Selon plusieurs participants, la perception que la CdP 12 était la CdP de l’Afrique a été justifiée par un certain nombre de résultats, avec un accord sur le Fonds pour l’adaptation, le programme de travail de Nairobi sur l’adaptation et le cadre de Nairobi sur la construction de capacités au titre du MDP. Les négociateurs au sein du groupe africain ont également été enchantés lorsque leur “persévérance” dans les négociations sur le MDP a forcé une “concession” des pays industrialisés pour l’inclusion d’une référence explicite “aux ressources financières” en vue de soutenir les PMA, les pays africains et les PEID, avec des coûts de démarrage pour accéder aux projets dans le cadre du MDP.

L’intérêt accordé à l’Afrique, aux plus vulnérables, et à l’adaptation, et à la création de capacités, faisait partie de ce que certains ont décrit comme un processus essentiel “de construction de confiance” qui doit être mis en place en tant qu’élément des discussions sur la future voie ou voies de négociation.

DE COMBIEN DE “VOIES” DISPOSONS-NOUS, ET OÙ LE TRAIN DU CLIMAT MÈNE-T-IL?

Malgré l’importance de l’adaptation et des questions africaines, l’intérêt de la CdP 12 et de la CdP/RdP 2 était assurément centré sur l’avenir du Protocole, de la Convention, et de l’action à plus long terme pour combattre les changements climatiques. La CdP 11 et la CdP/RdP 1 ont vu l’activation du Protocole de Kyoto et “du feu vert” pour des discussions sur l’avenir, avec le lancement du groupe de travail spécial (GTS) sur les engagements futurs à prendre par les parties visées à l’Annexe I au titre du Protocole et le Dialogue sur la coopération à long terme pour aborder les changements climatiques en augmentant l’application de la Convention (Dialogue). Toutefois, comme un négociateur du G-77/Chine l’a constaté, le futur est désormais fortement voilé, particulièrement en ce qui concerne ce dont les parties visées à l’annexe I sont disposées à faire. Il a comparé la “timidité” des pays industrialisés aux coutumes asiatiques de mariage où le marié ne peut voir le visage de sa promise que la nuit de noces.

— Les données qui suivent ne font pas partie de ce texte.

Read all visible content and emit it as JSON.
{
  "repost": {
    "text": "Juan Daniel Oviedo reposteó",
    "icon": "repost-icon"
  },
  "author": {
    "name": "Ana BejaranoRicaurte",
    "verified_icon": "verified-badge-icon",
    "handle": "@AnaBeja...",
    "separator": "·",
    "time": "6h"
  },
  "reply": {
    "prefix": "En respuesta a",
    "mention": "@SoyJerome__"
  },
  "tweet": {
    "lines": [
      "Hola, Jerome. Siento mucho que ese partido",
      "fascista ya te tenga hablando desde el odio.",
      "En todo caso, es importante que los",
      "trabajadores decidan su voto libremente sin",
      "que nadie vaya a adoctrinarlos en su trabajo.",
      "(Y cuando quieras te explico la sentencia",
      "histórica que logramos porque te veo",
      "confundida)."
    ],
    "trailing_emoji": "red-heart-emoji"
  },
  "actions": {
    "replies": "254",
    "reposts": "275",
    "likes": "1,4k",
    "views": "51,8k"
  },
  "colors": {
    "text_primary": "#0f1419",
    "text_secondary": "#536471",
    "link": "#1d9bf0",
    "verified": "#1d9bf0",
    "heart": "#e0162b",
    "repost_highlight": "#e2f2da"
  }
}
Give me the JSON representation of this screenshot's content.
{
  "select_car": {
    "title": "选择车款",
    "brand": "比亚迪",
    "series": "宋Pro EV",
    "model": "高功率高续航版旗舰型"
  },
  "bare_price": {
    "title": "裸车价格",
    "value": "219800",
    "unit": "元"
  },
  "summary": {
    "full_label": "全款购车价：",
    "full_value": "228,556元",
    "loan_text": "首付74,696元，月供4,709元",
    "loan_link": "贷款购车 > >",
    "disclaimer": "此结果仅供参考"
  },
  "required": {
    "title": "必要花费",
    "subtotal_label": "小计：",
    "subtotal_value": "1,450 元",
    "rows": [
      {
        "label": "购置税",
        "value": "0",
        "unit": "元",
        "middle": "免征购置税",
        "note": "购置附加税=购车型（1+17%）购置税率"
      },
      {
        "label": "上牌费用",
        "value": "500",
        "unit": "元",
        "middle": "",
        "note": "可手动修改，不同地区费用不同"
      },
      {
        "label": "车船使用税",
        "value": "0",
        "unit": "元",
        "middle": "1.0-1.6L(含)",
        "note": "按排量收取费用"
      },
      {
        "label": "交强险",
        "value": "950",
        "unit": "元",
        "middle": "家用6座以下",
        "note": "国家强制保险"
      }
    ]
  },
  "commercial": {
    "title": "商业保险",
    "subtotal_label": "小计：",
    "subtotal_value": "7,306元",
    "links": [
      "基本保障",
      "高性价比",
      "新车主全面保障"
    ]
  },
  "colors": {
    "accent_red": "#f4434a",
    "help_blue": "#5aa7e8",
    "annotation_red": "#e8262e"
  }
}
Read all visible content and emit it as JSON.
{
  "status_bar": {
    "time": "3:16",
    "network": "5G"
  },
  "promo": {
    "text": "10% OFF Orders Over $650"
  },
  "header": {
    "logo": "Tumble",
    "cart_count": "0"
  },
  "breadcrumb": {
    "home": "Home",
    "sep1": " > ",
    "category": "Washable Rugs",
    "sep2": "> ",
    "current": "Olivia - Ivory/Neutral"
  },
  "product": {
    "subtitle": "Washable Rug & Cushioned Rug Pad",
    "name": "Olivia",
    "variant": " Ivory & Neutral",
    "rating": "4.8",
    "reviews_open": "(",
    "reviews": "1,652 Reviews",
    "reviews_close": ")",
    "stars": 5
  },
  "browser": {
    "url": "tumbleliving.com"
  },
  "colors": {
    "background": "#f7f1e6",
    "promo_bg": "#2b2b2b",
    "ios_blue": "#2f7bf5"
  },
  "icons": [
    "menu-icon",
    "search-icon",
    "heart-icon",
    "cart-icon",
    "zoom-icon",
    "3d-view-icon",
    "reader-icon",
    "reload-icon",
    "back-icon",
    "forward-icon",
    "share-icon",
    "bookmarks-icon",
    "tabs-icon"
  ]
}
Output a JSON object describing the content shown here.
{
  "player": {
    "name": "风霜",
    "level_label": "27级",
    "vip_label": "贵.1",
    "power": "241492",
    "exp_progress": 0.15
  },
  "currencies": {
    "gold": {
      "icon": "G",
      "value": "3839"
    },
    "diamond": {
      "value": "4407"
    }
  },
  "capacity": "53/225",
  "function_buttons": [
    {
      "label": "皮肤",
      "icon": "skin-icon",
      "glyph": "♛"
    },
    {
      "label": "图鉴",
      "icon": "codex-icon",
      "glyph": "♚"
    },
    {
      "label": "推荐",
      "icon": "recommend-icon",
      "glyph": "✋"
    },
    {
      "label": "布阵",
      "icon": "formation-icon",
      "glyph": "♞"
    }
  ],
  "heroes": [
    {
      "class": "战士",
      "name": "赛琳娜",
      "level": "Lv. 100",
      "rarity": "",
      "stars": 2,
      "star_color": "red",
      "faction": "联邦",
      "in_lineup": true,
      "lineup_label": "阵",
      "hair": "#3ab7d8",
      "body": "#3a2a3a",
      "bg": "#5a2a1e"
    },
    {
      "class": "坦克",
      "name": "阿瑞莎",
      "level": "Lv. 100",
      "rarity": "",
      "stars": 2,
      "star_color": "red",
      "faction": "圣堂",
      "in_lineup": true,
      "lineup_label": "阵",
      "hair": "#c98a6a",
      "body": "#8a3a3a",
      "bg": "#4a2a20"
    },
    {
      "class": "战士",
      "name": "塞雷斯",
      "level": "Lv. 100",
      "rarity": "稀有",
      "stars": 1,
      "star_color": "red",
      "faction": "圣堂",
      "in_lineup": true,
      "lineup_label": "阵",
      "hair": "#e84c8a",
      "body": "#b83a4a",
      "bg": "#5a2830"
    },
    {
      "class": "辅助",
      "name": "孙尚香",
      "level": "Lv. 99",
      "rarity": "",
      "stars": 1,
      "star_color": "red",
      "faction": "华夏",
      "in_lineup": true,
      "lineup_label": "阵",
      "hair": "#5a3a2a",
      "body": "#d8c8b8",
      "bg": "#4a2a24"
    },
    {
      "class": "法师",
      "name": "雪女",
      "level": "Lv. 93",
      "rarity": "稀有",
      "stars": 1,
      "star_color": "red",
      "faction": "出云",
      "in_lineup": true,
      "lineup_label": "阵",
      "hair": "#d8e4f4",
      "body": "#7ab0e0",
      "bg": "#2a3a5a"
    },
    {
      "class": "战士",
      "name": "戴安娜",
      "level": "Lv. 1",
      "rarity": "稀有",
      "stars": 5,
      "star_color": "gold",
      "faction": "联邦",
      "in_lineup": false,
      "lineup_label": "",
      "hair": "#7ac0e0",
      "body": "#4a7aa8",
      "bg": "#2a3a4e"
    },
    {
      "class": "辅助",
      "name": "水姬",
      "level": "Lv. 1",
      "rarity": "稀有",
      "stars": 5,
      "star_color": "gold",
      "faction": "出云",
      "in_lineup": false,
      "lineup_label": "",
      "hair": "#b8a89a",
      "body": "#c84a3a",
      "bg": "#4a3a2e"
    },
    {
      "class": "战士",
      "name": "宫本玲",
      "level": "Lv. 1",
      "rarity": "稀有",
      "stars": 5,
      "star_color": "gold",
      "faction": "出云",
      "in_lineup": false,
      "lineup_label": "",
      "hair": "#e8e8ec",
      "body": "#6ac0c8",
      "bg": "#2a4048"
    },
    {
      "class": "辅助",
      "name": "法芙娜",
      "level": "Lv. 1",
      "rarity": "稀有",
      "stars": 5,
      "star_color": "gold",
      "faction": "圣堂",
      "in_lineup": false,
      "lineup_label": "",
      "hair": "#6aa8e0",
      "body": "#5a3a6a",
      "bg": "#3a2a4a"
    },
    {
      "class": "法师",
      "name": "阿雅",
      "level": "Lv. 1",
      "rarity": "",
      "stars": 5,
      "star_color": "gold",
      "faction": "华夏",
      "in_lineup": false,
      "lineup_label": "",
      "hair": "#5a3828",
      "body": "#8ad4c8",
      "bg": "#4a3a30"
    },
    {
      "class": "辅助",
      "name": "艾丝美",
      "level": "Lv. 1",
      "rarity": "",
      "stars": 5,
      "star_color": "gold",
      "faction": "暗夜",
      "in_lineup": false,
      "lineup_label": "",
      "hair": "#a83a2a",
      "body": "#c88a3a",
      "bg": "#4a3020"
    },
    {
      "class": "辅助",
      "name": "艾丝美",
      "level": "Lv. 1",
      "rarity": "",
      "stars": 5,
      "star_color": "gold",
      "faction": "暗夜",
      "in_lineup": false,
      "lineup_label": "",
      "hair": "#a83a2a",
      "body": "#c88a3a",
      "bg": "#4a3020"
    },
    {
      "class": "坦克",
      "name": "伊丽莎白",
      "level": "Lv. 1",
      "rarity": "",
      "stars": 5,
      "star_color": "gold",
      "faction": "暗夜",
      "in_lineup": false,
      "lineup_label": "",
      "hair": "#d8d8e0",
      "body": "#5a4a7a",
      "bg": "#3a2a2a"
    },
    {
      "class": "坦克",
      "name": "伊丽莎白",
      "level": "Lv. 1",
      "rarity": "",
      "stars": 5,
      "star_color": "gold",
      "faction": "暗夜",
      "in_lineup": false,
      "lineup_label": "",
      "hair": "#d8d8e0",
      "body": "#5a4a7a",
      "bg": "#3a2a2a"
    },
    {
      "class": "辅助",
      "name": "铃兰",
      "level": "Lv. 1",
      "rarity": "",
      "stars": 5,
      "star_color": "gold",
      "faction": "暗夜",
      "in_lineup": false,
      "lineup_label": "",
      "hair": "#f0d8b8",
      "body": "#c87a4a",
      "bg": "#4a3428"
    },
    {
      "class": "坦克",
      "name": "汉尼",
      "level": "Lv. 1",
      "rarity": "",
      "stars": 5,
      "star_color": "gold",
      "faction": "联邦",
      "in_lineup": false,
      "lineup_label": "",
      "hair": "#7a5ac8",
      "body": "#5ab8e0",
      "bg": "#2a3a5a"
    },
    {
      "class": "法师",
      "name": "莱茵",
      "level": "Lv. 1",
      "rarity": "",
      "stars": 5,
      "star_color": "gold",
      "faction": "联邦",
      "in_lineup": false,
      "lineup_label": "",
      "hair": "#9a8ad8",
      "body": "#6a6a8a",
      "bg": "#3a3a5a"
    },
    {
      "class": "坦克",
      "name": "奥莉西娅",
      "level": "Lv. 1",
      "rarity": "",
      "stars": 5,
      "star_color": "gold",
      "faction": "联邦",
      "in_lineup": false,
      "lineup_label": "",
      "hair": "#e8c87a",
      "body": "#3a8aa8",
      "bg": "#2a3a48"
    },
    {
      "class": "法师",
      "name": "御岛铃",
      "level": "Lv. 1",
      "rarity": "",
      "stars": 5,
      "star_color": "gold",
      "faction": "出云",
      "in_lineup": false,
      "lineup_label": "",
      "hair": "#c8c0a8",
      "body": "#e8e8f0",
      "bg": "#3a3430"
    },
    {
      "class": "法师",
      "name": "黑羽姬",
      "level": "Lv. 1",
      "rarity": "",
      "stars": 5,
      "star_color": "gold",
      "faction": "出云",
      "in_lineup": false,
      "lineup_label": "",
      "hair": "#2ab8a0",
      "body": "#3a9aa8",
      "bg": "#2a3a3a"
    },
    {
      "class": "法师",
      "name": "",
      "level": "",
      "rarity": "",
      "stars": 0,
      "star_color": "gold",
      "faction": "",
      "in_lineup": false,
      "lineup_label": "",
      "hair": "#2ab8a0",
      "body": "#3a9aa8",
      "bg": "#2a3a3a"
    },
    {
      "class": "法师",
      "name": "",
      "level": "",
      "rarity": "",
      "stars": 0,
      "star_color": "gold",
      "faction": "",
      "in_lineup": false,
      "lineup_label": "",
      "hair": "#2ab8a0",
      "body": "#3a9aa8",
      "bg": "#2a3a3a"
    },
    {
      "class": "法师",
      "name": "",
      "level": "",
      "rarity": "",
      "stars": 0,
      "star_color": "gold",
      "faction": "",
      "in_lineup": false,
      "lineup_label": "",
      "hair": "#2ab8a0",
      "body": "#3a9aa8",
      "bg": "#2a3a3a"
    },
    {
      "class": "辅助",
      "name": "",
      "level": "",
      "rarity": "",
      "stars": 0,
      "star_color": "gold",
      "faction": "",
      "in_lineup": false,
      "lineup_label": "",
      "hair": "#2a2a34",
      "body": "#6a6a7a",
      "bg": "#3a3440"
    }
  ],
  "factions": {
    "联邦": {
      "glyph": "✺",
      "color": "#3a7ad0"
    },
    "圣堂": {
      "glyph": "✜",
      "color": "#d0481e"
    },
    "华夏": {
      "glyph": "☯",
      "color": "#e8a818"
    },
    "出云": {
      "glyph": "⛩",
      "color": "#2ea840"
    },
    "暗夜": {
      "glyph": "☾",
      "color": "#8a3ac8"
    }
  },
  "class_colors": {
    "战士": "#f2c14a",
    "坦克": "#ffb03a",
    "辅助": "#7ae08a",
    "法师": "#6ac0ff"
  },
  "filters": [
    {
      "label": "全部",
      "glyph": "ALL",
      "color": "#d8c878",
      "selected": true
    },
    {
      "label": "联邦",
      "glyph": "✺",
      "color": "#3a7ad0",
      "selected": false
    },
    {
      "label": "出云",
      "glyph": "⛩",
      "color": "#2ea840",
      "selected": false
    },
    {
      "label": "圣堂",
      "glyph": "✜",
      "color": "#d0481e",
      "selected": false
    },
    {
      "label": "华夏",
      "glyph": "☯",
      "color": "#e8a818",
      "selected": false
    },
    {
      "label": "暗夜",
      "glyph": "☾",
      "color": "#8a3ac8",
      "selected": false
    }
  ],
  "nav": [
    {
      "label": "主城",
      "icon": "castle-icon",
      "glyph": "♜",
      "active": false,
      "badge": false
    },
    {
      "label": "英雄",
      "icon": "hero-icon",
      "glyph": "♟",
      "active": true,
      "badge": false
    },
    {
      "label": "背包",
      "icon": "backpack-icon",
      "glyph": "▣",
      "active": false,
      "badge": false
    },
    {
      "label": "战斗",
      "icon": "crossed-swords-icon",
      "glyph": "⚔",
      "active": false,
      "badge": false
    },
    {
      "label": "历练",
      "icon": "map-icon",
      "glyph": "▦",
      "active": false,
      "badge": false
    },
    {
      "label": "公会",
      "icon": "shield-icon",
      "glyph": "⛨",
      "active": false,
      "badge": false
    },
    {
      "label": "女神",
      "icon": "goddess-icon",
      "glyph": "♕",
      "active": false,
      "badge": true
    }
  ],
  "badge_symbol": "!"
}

À la CdP 12 CdP/RdP 2, il y avait un certain nombre de questions ou de “voies”, qui pourrait éventuellement mener à une action future sur les changements climatiques. Le nombre de ces voies dépend de la personne avec qui vous discutez à un moment donné. La plupart des pays en développement étaient convaincus qu’il y avait seulement deux voies, le GTS et le Dialogue, tandis que la plupart des pays industrialisés semblaient voir trois ou même quatre voies, avec l’examen du Protocole (article 9) et la Proposition russe, en plus du GTS et du Dialogue. Chacune de ces voies pourrait éventuellement mener à une action future, mais qui agira, et dans quelle mesure, était au centre des négociations de Nairobi. Un observateur chevronné a commenté que Nairobi n’a pas fourni de révélation majeure sur cette question, et c’est seulement lorsque les négociateurs exploreront ces différentes voies, au cours des prochains mois et années, qu’une vue claire de ce qui se trouve en amont est susceptible d’émerger – ceci suppose, naturellement, que les négociateurs peuvent éviter “de faire dérailler” les discussions.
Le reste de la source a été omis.